The Belarusian ruler has decided to show Russia once again that they won't get anywhere with him. At least, for free.
As stated by the Voice of Russia, the day before he set a task to his officials – to get maximum revenue from export of agricultural products amid adverse climate situation in a number of states and world prices increase. An explanation is needed here, that adverse conditions mean heat and wildfires. A number of states are primarily Russia and also Ukraine.

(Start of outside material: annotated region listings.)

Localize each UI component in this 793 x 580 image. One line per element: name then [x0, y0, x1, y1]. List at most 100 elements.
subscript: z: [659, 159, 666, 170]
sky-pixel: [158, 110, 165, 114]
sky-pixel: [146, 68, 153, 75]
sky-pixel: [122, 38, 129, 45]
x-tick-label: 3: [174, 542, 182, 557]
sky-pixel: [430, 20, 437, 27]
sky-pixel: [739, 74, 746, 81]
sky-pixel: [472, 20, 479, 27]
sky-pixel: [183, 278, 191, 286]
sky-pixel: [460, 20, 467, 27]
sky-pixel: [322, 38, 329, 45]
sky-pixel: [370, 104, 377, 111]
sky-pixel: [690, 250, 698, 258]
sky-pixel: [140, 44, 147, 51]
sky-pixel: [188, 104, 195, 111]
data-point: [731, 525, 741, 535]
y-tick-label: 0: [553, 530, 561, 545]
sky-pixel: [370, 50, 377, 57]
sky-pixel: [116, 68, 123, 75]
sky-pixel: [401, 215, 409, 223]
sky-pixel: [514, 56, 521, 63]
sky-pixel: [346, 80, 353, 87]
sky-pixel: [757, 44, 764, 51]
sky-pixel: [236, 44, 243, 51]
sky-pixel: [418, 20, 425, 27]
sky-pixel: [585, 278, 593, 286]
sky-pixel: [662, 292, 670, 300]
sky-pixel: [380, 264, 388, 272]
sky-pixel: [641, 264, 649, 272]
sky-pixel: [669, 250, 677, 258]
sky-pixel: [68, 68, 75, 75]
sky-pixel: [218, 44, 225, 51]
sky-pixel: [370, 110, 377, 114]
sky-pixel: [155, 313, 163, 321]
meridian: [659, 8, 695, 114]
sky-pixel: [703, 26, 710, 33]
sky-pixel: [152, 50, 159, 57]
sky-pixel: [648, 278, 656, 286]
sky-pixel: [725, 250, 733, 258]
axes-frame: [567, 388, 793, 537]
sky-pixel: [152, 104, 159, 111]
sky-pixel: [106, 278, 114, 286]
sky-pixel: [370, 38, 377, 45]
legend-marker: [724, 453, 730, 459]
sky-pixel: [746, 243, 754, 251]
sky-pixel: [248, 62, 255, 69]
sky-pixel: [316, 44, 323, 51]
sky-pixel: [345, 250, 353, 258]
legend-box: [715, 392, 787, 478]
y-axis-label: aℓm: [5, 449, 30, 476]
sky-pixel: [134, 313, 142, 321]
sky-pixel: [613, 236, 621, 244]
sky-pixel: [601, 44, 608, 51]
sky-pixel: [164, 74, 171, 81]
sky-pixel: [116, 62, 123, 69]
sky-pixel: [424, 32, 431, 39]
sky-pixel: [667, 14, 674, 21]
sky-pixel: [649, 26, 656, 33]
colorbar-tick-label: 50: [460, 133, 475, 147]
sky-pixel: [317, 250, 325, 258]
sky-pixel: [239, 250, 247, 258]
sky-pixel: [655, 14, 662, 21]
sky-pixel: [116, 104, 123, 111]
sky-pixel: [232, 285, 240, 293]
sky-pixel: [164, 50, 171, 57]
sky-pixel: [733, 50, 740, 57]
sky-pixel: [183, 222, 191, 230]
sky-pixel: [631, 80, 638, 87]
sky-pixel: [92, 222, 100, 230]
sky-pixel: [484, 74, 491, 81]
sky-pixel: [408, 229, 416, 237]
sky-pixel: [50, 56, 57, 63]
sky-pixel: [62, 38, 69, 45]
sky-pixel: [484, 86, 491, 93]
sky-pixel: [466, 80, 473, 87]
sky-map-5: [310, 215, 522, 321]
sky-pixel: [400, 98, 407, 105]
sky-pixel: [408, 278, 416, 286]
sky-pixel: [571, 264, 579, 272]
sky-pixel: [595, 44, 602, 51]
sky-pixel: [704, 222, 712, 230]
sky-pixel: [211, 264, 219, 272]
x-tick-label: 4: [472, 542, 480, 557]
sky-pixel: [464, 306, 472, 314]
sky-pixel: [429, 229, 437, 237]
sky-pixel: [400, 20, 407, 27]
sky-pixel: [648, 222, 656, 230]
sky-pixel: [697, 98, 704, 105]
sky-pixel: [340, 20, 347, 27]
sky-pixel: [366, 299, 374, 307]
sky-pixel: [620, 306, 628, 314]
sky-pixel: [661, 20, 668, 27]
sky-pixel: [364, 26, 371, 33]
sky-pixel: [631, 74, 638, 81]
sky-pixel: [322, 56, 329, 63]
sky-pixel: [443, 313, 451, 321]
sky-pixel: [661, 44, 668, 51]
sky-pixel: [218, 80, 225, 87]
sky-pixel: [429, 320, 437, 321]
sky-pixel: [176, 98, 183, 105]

“We must earn maximum income,” Lukashenka said, anticipating profits. “We do not have oil or gas, and prices are increased for us every year. Ok, we also have things to sell. And we want to be happy with the prices considering the increase of prices for crude hydrocarbons,” he finished his sermon on trade during the working visit to Minks region. And notably, he calls this “generosity” assistance to Russian regions. “We must help our friends in Russia. They can pay, they have enough oil and gas. And they are ready to exchange that for agriculture products,” he noted. In general, he is ready to give a slice of bread, and even that for barter. It is not even a market, but swapping.
Moscow is fed up with Lukashenka’s friendliness. But now he offers it at even higher price. And it is clear that fires in Russia are an hour of triumph of his understanding of pragmatism. At the same time, to connect supplies of agriculture products with oil and gas, it as least economically incorrectly, even if moral categories and good neighbourhood are not taken into account.
Tariffs for hydrocarbons are defined by the formula of agreements, their increase is protracted in time and Belarus’s gradual transition to market level of prices is secured. All the accompanying rhetoric of Minsk: scandals, resentment, demarches, wringing hands, lamentation, referring to brotherhood are not economic but political concepts. And they are intended solely for making the price lower despite of contracts. As for food, everything is obvious here. And no formulas are needed here. Profiteering has always been clear and is explicable in bad times. But now it is called by different names: for instance, commercial opportunities. But that does not alter the particularity of the fact. It’s nothing personal, business only.
At the same time, when Belarusian firemen, side by side with colleagues from other CIS countries, embark to rescue Russia from fire, it was a sign of solidarity. When Belarusian TV channels started to compare Belarusian firemen with Russian ones, not on favour the latter, it was natural. When Lukashenka offered to take advantage of the fires, it became provoking. And in general, he just lives up to his reputation of a rural illiterate cunning fellow. He knows when, what and at what price anything could be sold. Talks about friendship now are empty talks. If the friends do not have tobacco in common, why should not they separate oil from grain?
But Lukashenka recommends not being in a hurry with grain. He states that prices are to go up. So Lukashenka advises to hold back grain, flour and feed compound, it means until bad days would come to Russia. Then we will sell it to our friends (which is emphasized y him). And until then a man shall not live by bread alone. Milk and meat could be sold. There are no surprises about that. It is known that disasters come treading on each other's heels. Most often disasters come with those who want to cash in on disasters. Sometimes they are those about whom it is said: a friend in need is a friend indeed. But Lukashenka is a different case. No calamity is needed to realize what kind of friend he is, “Voice of Russia” concludes.